Here’s the part that doesn’t show up in Anthropic’s changelog or Reddit threads: automated workflows hitting rate limits silently retry, and those retries look like generic failures. One session in a loop can drain your daily budget in minutes.

Running Claude Code in CI/CD, background scripts, or any unattended context? You need to catch rate-limit errors explicitly. They don’t surface as “rate limit reached” – they surface as silent failures that trigger your retry logic.

The fix: wrap your Claude Code calls in error handling that checks for rate limit responses and backs off instead of retrying. Otherwise you’re burning tokens in a loop you can’t see.

What the Leak Actually Revealed

The autocompact bug is the headline. The leak exposed a lot more.

There’s a flag called ANTI_DISTILLATION_CC. When enabled, Claude Code sends fake tool definitions in its API requests – decoy tools designed to pollute training data if someone’s recording Claude Code traffic to train a competing model. Gated behind a feature flag. Only active for first-party sessions.

There’s also Undercover Mode: a 90-line file that strips all traces of Anthropic internals when Claude Code is used in non-internal repos, instructing the model to never mention internal codenames, Slack channels, or even the phrase “Claude Code” itself. AI-authored commits from Anthropic employees in open source projects won’t show any indication that an AI wrote them.

And there’s KAIROS – an unreleased autonomous agent mode that includes a /dream skill for “nightly memory distillation”. The scaffolding for an always-on, background-running agent is already in the code. Just not shipped yet.

None of this helps you save tokens. But it does show you what’s coming.

Actually, one question worth asking: why does Anthropic need Undercover Mode at all? If AI-generated code is legitimately helpful, why hide its origin? The answer is probably a mix of community perception (some maintainers reject AI contributions on principle) and plausible deniability (if an AI writes something legally questionable, harder to trace back). Either way, it’s a signal that even Anthropic thinks AI authorship carries stigma in some contexts.

Should You Downgrade?

Some Reddit users report that rolling Claude Code back to version 2.0.61 or 2.1.34 fixed the issue. Others say it didn’t.

This suggests the problem isn’t one clean bug – it’s multiple overlapping issues (autocompact loop + cache invalidation + session resume bugs) stacked on top of each other. Downgrading might help you dodge one of them, but you’re also losing the official fix for the others.

Safer move: stay on the latest version (which has the circuit breaker), avoid --resume, and shift heavy work to off-peak hours. That covers all three known issues.

Can I still hit limits even with the fix?
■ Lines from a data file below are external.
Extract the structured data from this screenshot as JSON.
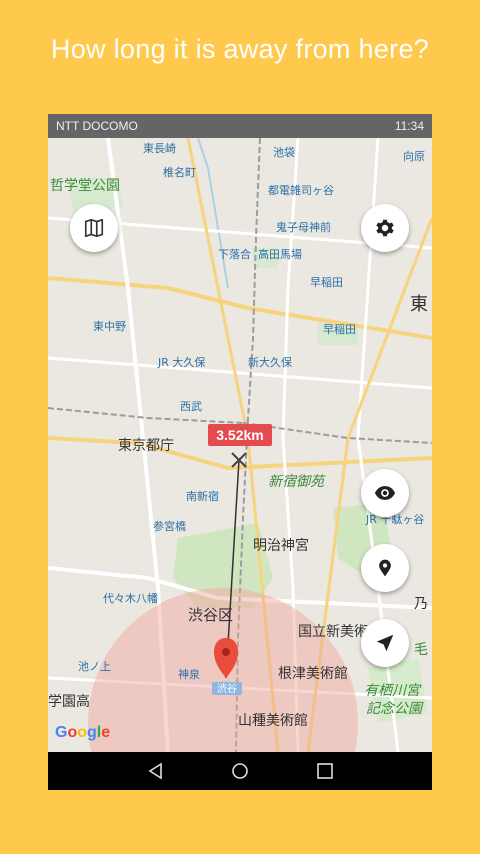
{
  "headline": "How long it is away from here?",
  "status": {
    "carrier": "NTT DOCOMO",
    "time": "11:34"
  },
  "distance_label": "3.52km",
  "attribution": "Google",
  "map_labels": {
    "higashi_ikebukuro": "東長崎",
    "shiinamachi": "椎名町",
    "ikebukuro": "池袋",
    "mukohara": "向原",
    "tetsugakudo": "哲学堂公園",
    "zoshigaya": "都電雑司ヶ谷",
    "kishibojin": "鬼子母神前",
    "shimoochiai": "下落合",
    "takadanobaba": "高田馬場",
    "waseda": "早稲田",
    "higashi": "東",
    "higashinakano": "東中野",
    "nishiwaseda": "早稲田",
    "jr_okubo": "JR 大久保",
    "shin_okubo": "新大久保",
    "seibu": "西武",
    "tocho": "東京都庁",
    "minami_shinjuku": "南新宿",
    "shinjuku_gyoen": "新宿御苑",
    "sangubashi": "参宮橋",
    "meiji_jingu": "明治神宮",
    "jr_sendagaya": "JR 千駄ヶ谷",
    "yoyogi_hachiman": "代々木八幡",
    "shibuya_ku": "渋谷区",
    "kokuritsu": "国立新美術",
    "nogizaka": "乃",
    "ikenoue": "池ノ上",
    "shinsen": "神泉",
    "shibuya": "渋谷",
    "nezu": "根津美術館",
    "arisugawa": "有栖川宮",
    "kinenkoen": "記念公園",
    "gakuen": "学園高",
    "yamatane": "山種美術館",
    "yama": "毛"
  },
  "buttons": {
    "map": "map-icon",
    "settings": "gear-icon",
    "visibility": "eye-icon",
    "pin": "location-pin-icon",
    "locate": "navigation-arrow-icon"
  }
}
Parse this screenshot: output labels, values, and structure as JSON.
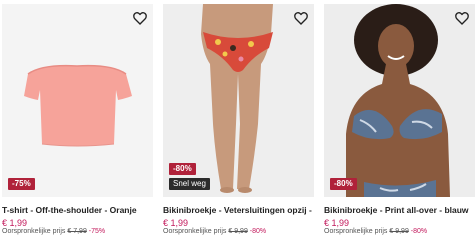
{
  "products": [
    {
      "title": "T-shirt - Off-the-shoulder - Oranje",
      "price": "€ 1,99",
      "original_label": "Oorspronkelijke prijs",
      "original_price": "€ 7,99",
      "original_discount": "-75%",
      "badge": "-75%",
      "tag": ""
    },
    {
      "title": "Bikinibroekje - Vetersluitingen opzij - Li...",
      "price": "€ 1,99",
      "original_label": "Oorspronkelijke prijs",
      "original_price": "€ 9,99",
      "original_discount": "-80%",
      "badge": "-80%",
      "tag": "Snel weg"
    },
    {
      "title": "Bikinibroekje - Print all-over - blauw",
      "price": "€ 1,99",
      "original_label": "Oorspronkelijke prijs",
      "original_price": "€ 9,99",
      "original_discount": "-80%",
      "badge": "-80%",
      "tag": ""
    }
  ],
  "colors": {
    "price": "#c2185b",
    "badge": "#b0223a",
    "tag": "#2b2b2b",
    "image_bg": "#f1f1f1"
  },
  "icons": {
    "wishlist": "heart-outline-icon"
  }
}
Yes. The autocompact fix stops the infinite-retry loop. Doesn’t change your base quota or eliminate peak-hour throttling. Anthropic sells Claude subscriptions at unpublished usage limits (as of March 2026) – Pro is $20/month, Max 5x is $100/month, Max 20x is $200/month – and those limits are still opaque. You can still burn through them if your workflow is token-heavy.

Why doesn’t Anthropic just publish the exact token limits?
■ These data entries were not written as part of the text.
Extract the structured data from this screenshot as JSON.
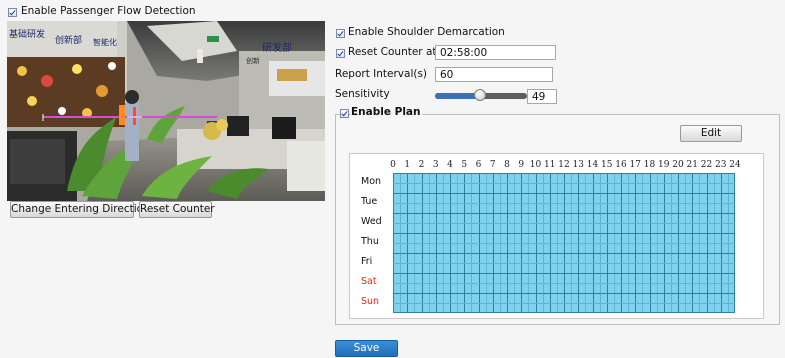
{
  "enable_detection": {
    "label": "Enable Passenger Flow Detection",
    "checked": true
  },
  "camera_buttons": {
    "change_direction": "Change Entering Direction",
    "reset_counter": "Reset Counter"
  },
  "camera_signs": {
    "sign1": "基础研发",
    "sign2": "创新部",
    "sign3": "智能化",
    "sign4": "研发部",
    "sign5": "创新"
  },
  "settings": {
    "shoulder": {
      "label": "Enable Shoulder Demarcation",
      "checked": true
    },
    "reset_at": {
      "label": "Reset Counter at",
      "checked": true,
      "value": "02:58:00"
    },
    "report_interval": {
      "label": "Report Interval(s)",
      "value": "60"
    },
    "sensitivity": {
      "label": "Sensitivity",
      "value": "49",
      "max": 100
    }
  },
  "plan": {
    "label": "Enable Plan",
    "checked": true,
    "edit_label": "Edit",
    "hours": [
      "0",
      "1",
      "2",
      "3",
      "4",
      "5",
      "6",
      "7",
      "8",
      "9",
      "10",
      "11",
      "12",
      "13",
      "14",
      "15",
      "16",
      "17",
      "18",
      "19",
      "20",
      "21",
      "22",
      "23",
      "24"
    ],
    "days": [
      "Mon",
      "Tue",
      "Wed",
      "Thu",
      "Fri",
      "Sat",
      "Sun"
    ],
    "weekend_color": "#e8251c",
    "fill_color": "#7fd2ec"
  },
  "save_label": "Save"
}
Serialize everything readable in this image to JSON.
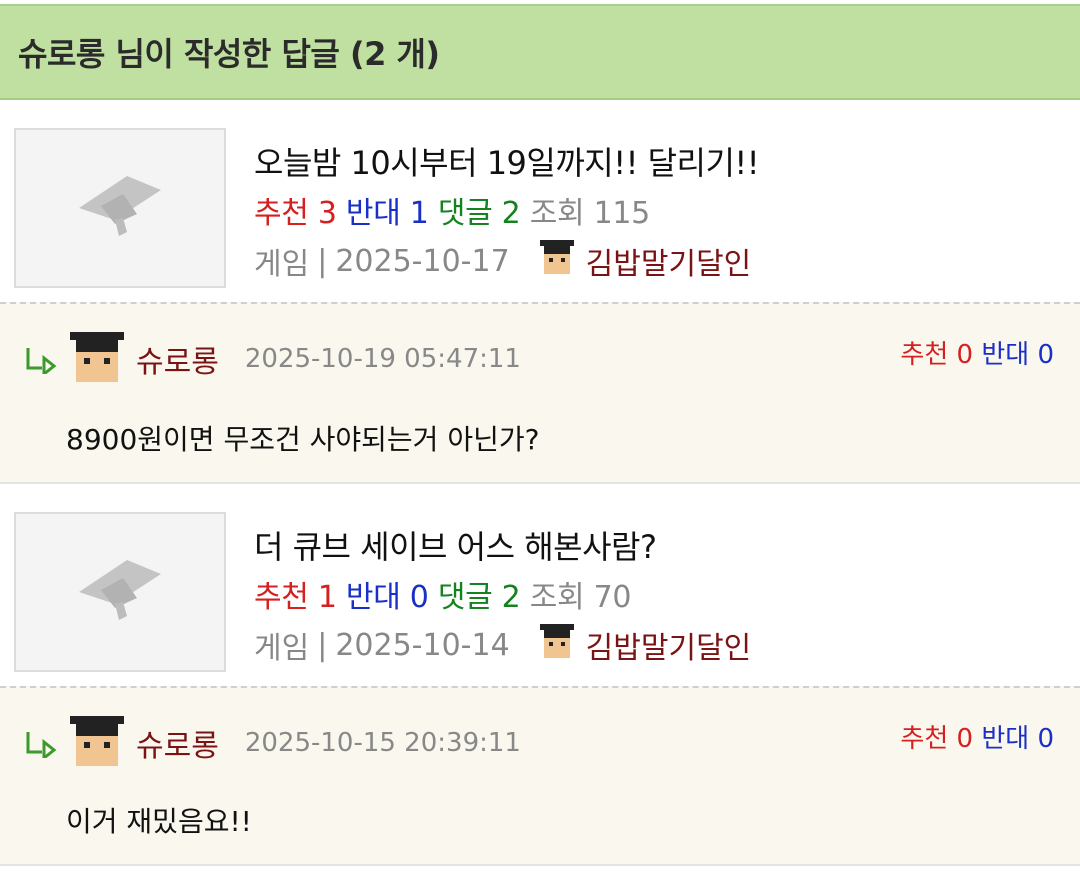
{
  "header": {
    "title": "슈로롱 님이 작성한 답글 (2 개)"
  },
  "posts": [
    {
      "title": "오늘밤 10시부터 19일까지!! 달리기!!",
      "recommend_label": "추천",
      "recommend": "3",
      "oppose_label": "반대",
      "oppose": "1",
      "comment_label": "댓글",
      "comments": "2",
      "view_label": "조회",
      "views": "115",
      "category": "게임",
      "separator": "|",
      "date": "2025-10-17",
      "author": "김밥말기달인",
      "reply": {
        "name": "슈로롱",
        "time": "2025-10-19 05:47:11",
        "recommend_label": "추천",
        "recommend": "0",
        "oppose_label": "반대",
        "oppose": "0",
        "text": "8900원이면 무조건 사야되는거 아닌가?"
      }
    },
    {
      "title": "더 큐브 세이브 어스 해본사람?",
      "recommend_label": "추천",
      "recommend": "1",
      "oppose_label": "반대",
      "oppose": "0",
      "comment_label": "댓글",
      "comments": "2",
      "view_label": "조회",
      "views": "70",
      "category": "게임",
      "separator": "|",
      "date": "2025-10-14",
      "author": "김밥말기달인",
      "reply": {
        "name": "슈로롱",
        "time": "2025-10-15 20:39:11",
        "recommend_label": "추천",
        "recommend": "0",
        "oppose_label": "반대",
        "oppose": "0",
        "text": "이거 재밌음요!!"
      }
    }
  ],
  "colors": {
    "header_bg": "#bfe0a0",
    "recommend": "#d42020",
    "oppose": "#1a2fc8",
    "comments": "#16811f",
    "author": "#7a1414",
    "reply_bg": "#faf7ee"
  },
  "icons": {
    "thumbnail": "graduation-cap-icon",
    "reply_arrow": "reply-arrow-icon",
    "avatar": "student-avatar-icon"
  }
}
They don’t specify how they calculate limits, and users don’t have a way to plan for token usage. “Your usage is affected by several factors, including the length and complexity of your conversations, the features you use, and which Claude model you’re chatting with,” is all the documentation says (as of March 2026). The vague language gives them flexibility to adjust capacity under load without breaking published promises.
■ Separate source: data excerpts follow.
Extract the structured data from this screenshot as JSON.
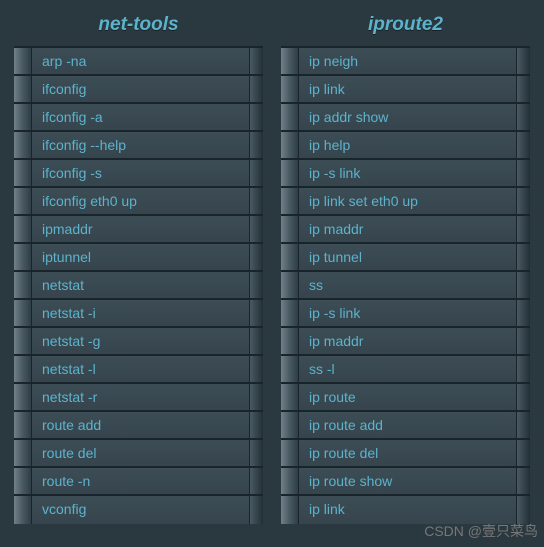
{
  "columns": [
    {
      "header": "net-tools",
      "items": [
        "arp -na",
        "ifconfig",
        "ifconfig -a",
        "ifconfig --help",
        "ifconfig -s",
        "ifconfig eth0 up",
        "ipmaddr",
        "iptunnel",
        "netstat",
        "netstat -i",
        "netstat  -g",
        "netstat -l",
        "netstat -r",
        "route add",
        "route del",
        "route -n",
        "vconfig"
      ]
    },
    {
      "header": "iproute2",
      "items": [
        "ip neigh",
        "ip link",
        "ip addr show",
        "ip help",
        "ip -s link",
        "ip link set eth0 up",
        "ip maddr",
        "ip tunnel",
        "ss",
        "ip -s link",
        "ip maddr",
        "ss -l",
        "ip route",
        "ip route add",
        "ip route del",
        "ip route show",
        "ip link"
      ]
    }
  ],
  "watermark": "CSDN @壹只菜鸟"
}
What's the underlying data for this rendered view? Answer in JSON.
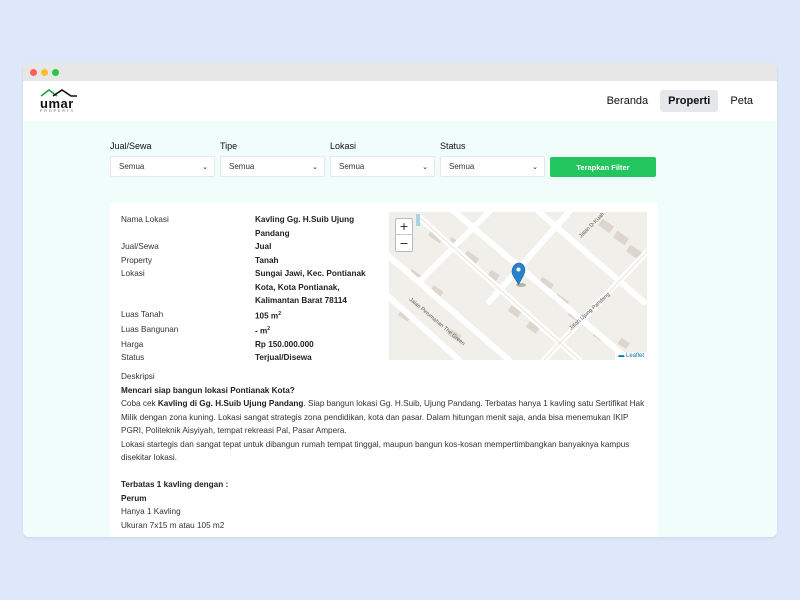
{
  "nav": {
    "logo_word": "umar",
    "logo_sub": "PROPERTY",
    "links": [
      "Beranda",
      "Properti",
      "Peta"
    ]
  },
  "filters": {
    "groups": [
      {
        "label": "Jual/Sewa",
        "value": "Semua"
      },
      {
        "label": "Tipe",
        "value": "Semua"
      },
      {
        "label": "Lokasi",
        "value": "Semua"
      },
      {
        "label": "Status",
        "value": "Semua"
      }
    ],
    "apply_label": "Terapkan Filter"
  },
  "details": {
    "nama_label": "Nama Lokasi",
    "nama_value": "Kavling Gg. H.Suib Ujung Pandang",
    "jual_label": "Jual/Sewa",
    "jual_value": "Jual",
    "property_label": "Property",
    "property_value": "Tanah",
    "lokasi_label": "Lokasi",
    "lokasi_value": "Sungai Jawi, Kec. Pontianak Kota, Kota Pontianak, Kalimantan Barat 78114",
    "luas_tanah_label": "Luas Tanah",
    "luas_tanah_value": "105 m",
    "luas_bangunan_label": "Luas Bangunan",
    "luas_bangunan_value": "- m",
    "unit_sup": "2",
    "harga_label": "Harga",
    "harga_value": "Rp 150.000.000",
    "status_label": "Status",
    "status_value": "Terjual/Disewa"
  },
  "map": {
    "zoom_in": "+",
    "zoom_out": "−",
    "attribution": "Leaflet",
    "street_1": "Jalan D-Kuah",
    "street_2": "Jalan Ujung Pandang",
    "street_3": "Jalan Perumahan The Green"
  },
  "description": {
    "heading": "Deskripsi",
    "headline": "Mencari siap bangun lokasi Pontianak Kota?",
    "p1_pre": "Coba cek ",
    "p1_bold": "Kavling di Gg. H.Suib Ujung Pandang",
    "p1_post": ". Siap bangun lokasi Gg. H.Suib, Ujung Pandang. Terbatas hanya 1 kavling satu Sertifikat Hak Milik dengan zona kuning. Lokasi sangat strategis zona pendidikan, kota dan pasar. Dalam hitungan menit saja, anda bisa menemukan IKIP PGRI, Politeknik Aisyiyah, tempat rekreasi Pal, Pasar Ampera.",
    "p2": "Lokasi startegis dan sangat tepat untuk dibangun rumah tempat tinggal, maupun bangun kos-kosan mempertimbangkan banyaknya kampus disekitar lokasi.",
    "terbatas": "Terbatas 1 kavling dengan :",
    "perum": "Perum",
    "hanya": "Hanya 1 Kavling",
    "ukuran": "Ukuran 7x15 m atau 105 m2"
  },
  "colors": {
    "accent": "#22c55e",
    "marker": "#2a81cb"
  }
}
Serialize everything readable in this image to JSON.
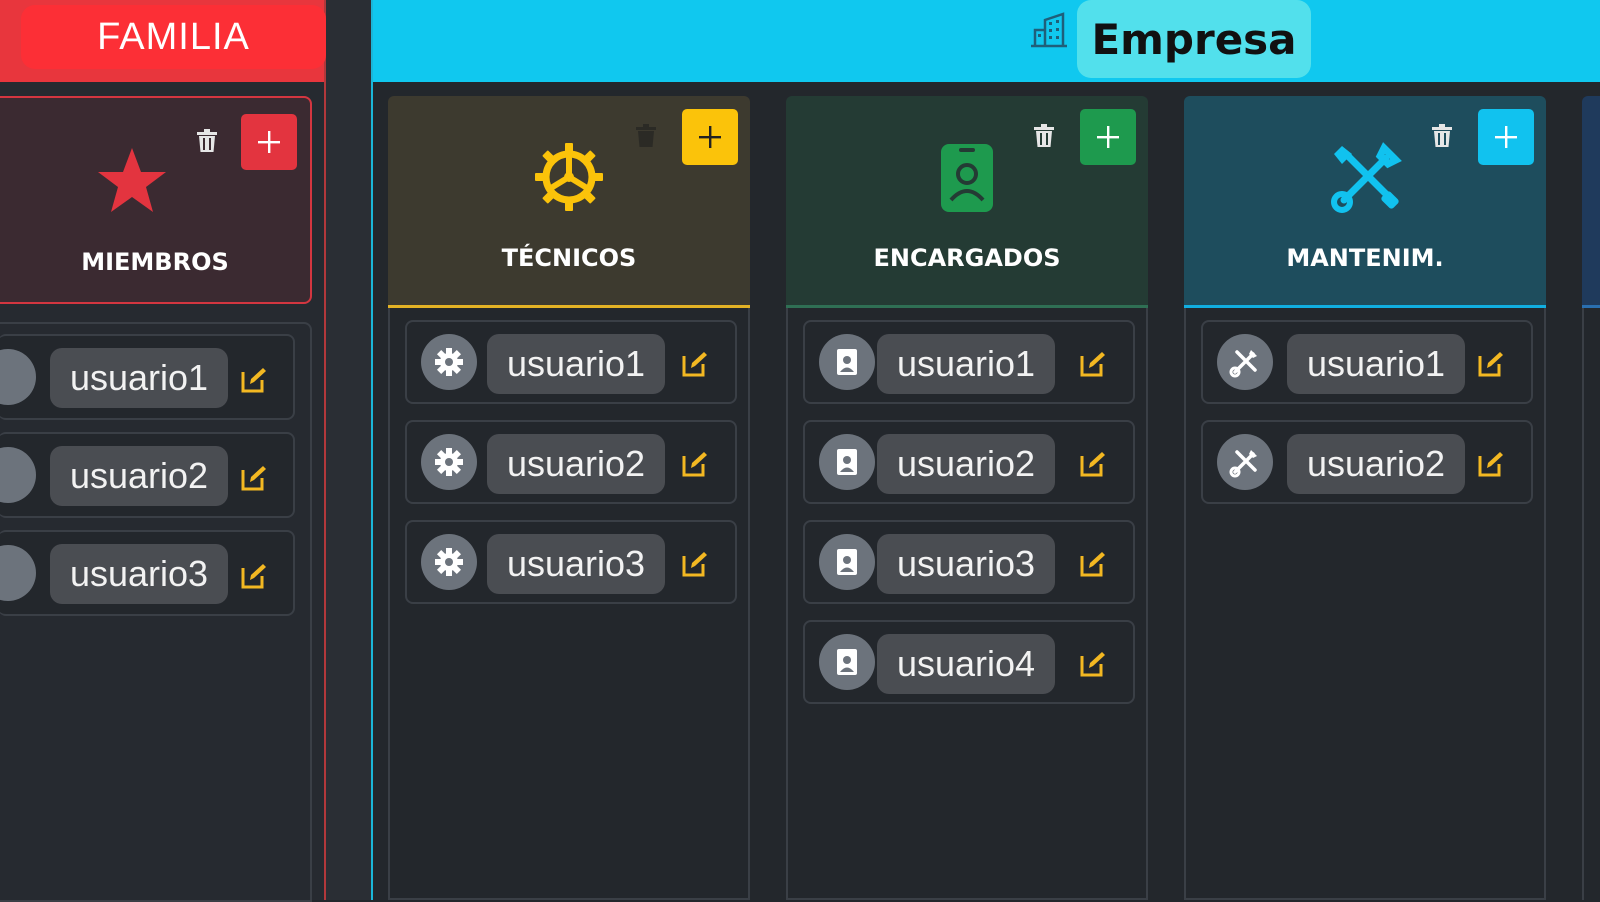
{
  "familia": {
    "title": "FAMILIA",
    "column": {
      "title": "MIEMBROS",
      "accent": "#e3343f",
      "users": [
        "usuario1",
        "usuario2",
        "usuario3"
      ]
    }
  },
  "empresa": {
    "title": "Empresa",
    "columns": [
      {
        "title": "TÉCNICOS",
        "accent": "#fbc30a",
        "users": [
          "usuario1",
          "usuario2",
          "usuario3"
        ]
      },
      {
        "title": "ENCARGADOS",
        "accent": "#1e9a4e",
        "users": [
          "usuario1",
          "usuario2",
          "usuario3",
          "usuario4"
        ]
      },
      {
        "title": "MANTENIM.",
        "accent": "#11c2ef",
        "users": [
          "usuario1",
          "usuario2"
        ]
      }
    ]
  },
  "colors": {
    "background": "#23272c",
    "familia_header": "#e8363d",
    "empresa_header": "#10c8ef",
    "edit_icon": "#f3b822",
    "name_pill": "#4a4d52"
  },
  "icons": {
    "header": "building-icon",
    "delete": "trash-icon",
    "add": "plus-icon",
    "edit": "edit-icon",
    "miembros": "star-icon",
    "tecnicos": "gear-icon",
    "encargados": "id-badge-icon",
    "mantenim": "tools-icon"
  }
}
Is this just Anthropic, or are other AI coding tools doing this too?

Not just Anthropic. One Reddit user running 3x OpenAI Plus, 1x Gemini Pro, and Claude Max x5 reported hitting caps on all of them by week 3 of every month (March 2026), saying “every single one is delivering less than it was.” AI providers are managing demand by rationing. Temporary promotions and opaque limits are the new normal across the industry.

Check your Claude Code version. Update if you’re behind. Stop resuming sessions. Shift heavy work off-peak. Watch your context like it costs money – because it does.

Run claude --version right now and see where you stand.